Malina ducked away from the window and pressed herself against the wall. Her expression made Clint’s heart sink. Fear darkened her face. Real fear, the mortal kind. She looked certain they were about to die.
“We need to leave,” Malina said, urgently. “Right now.”
Clint bit his lip, hard. He watched Virgil’s pleasant smile for any hint of what he should say next, but the kid didn’t give him a single clue.
He held up the book and said to Malina, “We have to stop and look at this.”

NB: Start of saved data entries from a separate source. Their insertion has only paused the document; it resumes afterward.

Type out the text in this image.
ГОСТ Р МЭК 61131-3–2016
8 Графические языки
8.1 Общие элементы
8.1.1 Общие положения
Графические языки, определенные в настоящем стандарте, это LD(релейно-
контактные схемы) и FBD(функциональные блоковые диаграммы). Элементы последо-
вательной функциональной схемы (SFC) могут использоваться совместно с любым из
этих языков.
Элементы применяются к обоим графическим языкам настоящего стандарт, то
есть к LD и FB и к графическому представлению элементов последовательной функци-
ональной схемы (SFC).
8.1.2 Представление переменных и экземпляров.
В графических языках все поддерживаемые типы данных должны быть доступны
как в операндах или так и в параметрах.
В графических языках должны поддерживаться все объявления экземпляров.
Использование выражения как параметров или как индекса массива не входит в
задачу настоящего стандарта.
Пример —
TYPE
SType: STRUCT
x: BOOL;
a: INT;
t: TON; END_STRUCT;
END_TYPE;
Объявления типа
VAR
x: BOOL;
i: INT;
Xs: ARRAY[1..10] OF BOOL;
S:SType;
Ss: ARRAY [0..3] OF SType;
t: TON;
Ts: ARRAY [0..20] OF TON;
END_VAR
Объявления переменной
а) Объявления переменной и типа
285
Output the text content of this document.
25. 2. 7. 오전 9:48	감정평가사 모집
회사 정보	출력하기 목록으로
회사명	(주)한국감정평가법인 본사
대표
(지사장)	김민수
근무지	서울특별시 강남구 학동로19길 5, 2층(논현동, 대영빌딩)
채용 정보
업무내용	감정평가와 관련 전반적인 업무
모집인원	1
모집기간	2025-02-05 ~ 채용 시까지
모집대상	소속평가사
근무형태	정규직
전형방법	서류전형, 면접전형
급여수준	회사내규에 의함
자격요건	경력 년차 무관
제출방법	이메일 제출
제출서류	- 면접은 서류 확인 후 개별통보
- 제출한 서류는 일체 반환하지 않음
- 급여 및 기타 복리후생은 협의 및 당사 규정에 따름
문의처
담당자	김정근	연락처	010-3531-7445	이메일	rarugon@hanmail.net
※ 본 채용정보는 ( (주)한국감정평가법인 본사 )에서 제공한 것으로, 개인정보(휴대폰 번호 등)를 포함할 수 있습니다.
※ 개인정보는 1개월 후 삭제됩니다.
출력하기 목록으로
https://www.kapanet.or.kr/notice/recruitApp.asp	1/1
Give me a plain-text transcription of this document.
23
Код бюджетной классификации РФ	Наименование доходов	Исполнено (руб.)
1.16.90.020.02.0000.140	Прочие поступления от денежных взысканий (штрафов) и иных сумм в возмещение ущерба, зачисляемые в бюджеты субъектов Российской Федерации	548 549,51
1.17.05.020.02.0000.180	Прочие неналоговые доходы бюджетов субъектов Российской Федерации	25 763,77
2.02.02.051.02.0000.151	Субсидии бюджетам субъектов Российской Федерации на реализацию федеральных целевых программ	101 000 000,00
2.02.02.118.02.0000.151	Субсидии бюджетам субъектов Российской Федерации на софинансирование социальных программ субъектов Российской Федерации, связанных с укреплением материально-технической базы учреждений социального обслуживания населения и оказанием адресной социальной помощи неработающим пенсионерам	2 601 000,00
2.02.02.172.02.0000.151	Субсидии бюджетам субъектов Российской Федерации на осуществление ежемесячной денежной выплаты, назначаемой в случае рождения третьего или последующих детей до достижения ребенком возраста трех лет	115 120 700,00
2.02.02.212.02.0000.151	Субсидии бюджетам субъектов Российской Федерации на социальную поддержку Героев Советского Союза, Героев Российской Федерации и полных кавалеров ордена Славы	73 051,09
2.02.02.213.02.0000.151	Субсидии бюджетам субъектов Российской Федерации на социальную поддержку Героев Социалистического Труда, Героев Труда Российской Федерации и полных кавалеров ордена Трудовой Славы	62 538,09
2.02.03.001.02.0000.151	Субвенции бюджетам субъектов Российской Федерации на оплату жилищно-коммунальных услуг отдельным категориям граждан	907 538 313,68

“Yeah, sure, okay. Let’s sit down and read a 1200-page fucking novel before the bad guys notice us and fill us up with bullets. Excellent idea.” Malina kicked at the bookshelf, sent books scattering across the floor. “You absolute dickhead.”
“I’m not reading the whole thing, obviously.”
“Sure, skim a 1200-page novel.” Malina looked at him like he was stupid as ditchwater. “Then when they come to kill you, you can write your last words in it.”
Virgil started laughing again, delightedly. His pupils lit with a strange white light, as if he was staring at a computer screen inside his head. He clucked his tongue against his front teeth.
“You don’t have much time. They’re close. But it’s not the drunks you have to worry about.”